缱，绻，都和丝有关。绻是弯曲的，如绻领。缱，暂未查到。但缱和绻相互可结合紧密，用以形容亲密不离，可见是不同的。
这种讨论已经超出原话题了。可以另外再讨论。


----------



## forgoodorill

Ghabi said:


> Oh my Lord, this is so amazing. So we can say 葡者萄也/檸者檬也/疙者瘩也/繾者綣也 etc, right?

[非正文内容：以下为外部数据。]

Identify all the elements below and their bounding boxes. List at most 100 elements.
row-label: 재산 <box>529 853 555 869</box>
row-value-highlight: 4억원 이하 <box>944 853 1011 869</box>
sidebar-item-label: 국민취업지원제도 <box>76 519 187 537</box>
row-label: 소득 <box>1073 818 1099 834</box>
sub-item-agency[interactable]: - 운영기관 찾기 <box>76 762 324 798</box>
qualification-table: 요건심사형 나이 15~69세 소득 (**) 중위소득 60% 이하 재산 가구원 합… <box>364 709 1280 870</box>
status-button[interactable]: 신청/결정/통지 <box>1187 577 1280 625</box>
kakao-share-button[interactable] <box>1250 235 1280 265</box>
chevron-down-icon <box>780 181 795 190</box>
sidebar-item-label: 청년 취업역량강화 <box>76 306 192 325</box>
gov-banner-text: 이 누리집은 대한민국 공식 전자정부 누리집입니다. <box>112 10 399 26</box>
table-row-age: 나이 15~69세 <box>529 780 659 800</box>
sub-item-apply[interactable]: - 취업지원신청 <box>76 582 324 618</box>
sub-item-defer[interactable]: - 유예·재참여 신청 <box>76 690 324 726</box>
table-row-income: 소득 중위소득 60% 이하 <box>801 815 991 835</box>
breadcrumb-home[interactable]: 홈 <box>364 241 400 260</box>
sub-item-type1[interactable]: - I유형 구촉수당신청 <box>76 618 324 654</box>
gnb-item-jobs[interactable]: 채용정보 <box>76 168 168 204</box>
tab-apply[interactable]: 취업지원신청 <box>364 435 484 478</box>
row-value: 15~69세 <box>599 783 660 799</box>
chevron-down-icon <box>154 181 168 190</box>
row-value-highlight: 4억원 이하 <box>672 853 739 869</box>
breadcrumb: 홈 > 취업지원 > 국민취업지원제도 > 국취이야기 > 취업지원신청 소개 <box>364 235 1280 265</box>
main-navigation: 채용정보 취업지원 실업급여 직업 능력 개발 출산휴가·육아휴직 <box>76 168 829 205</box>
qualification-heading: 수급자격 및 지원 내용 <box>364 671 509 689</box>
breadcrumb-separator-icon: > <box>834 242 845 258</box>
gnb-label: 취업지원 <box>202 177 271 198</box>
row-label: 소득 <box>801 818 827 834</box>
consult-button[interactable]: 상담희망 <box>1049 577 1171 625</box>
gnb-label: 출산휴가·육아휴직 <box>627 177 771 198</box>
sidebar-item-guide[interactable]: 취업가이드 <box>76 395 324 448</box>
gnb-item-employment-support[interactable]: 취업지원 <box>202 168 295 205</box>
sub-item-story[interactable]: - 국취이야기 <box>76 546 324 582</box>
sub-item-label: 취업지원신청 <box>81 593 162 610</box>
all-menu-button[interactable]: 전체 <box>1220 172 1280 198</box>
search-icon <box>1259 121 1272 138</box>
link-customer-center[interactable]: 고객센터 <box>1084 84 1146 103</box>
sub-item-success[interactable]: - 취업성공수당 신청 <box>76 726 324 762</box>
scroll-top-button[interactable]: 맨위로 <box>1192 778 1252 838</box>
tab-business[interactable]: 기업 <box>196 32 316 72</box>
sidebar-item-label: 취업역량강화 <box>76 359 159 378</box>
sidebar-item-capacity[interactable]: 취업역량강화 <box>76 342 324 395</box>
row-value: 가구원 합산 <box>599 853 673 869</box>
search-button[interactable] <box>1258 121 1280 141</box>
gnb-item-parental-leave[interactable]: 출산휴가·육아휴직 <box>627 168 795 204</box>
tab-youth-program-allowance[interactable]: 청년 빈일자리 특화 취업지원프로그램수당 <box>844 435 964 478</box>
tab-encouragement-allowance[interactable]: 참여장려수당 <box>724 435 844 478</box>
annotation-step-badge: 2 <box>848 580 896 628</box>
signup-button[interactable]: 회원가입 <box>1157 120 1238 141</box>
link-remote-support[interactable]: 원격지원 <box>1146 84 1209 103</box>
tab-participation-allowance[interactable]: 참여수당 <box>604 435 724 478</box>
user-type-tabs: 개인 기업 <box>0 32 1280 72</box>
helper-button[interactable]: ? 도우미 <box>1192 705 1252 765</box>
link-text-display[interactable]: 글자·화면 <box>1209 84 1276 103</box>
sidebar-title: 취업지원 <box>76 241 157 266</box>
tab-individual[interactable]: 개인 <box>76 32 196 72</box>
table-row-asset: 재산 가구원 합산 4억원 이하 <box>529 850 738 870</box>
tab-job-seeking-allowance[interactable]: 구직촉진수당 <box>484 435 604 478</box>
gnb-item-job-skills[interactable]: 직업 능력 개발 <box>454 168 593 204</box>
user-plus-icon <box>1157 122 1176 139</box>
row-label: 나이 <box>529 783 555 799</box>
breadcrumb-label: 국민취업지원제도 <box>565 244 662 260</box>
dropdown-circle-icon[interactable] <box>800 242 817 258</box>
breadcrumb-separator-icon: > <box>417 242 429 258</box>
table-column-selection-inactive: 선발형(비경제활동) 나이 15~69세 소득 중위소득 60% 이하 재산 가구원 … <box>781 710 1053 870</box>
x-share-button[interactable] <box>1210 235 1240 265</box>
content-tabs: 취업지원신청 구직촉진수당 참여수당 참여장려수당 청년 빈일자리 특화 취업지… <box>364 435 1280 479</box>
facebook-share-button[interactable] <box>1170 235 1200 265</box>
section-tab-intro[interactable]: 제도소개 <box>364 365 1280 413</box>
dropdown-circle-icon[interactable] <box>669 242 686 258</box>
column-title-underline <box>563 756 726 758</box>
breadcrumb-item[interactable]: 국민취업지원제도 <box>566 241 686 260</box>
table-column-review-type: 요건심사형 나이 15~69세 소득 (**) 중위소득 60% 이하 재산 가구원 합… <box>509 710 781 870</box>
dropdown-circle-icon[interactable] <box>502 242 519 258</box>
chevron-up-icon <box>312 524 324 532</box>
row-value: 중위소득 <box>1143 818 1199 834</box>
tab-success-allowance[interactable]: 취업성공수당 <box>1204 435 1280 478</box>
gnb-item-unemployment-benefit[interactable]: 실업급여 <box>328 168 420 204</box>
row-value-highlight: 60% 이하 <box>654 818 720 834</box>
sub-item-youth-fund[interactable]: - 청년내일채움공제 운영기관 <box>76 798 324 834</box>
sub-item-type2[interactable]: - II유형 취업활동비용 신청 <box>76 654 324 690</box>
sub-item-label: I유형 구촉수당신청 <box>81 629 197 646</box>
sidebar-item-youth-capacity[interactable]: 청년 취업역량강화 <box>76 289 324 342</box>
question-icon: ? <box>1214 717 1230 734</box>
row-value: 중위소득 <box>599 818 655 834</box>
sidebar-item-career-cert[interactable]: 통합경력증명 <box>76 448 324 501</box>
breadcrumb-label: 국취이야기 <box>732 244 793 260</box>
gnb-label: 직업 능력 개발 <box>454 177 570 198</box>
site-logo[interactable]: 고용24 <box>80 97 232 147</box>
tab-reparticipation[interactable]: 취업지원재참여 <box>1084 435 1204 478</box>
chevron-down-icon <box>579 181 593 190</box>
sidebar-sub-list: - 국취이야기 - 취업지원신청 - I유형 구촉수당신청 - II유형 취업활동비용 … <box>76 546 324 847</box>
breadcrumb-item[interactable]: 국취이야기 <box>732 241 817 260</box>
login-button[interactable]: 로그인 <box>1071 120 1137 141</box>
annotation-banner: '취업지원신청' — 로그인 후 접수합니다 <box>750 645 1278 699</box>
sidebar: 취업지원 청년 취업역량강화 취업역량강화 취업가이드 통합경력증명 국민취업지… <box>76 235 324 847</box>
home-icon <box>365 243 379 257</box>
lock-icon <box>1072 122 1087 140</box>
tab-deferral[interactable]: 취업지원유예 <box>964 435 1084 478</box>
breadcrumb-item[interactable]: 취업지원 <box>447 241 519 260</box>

 I quoted incorrectly. Sorry!And thanks for your reply.


Jack12345 said:


> 蜘，忐虽然日常是蜘蛛，忐忑的用法。


This is what I wanted to quote.
If you have other opinions, please reply.


----------



## Ghabi

forgoodorill said:


> If you have other opinions, please reply.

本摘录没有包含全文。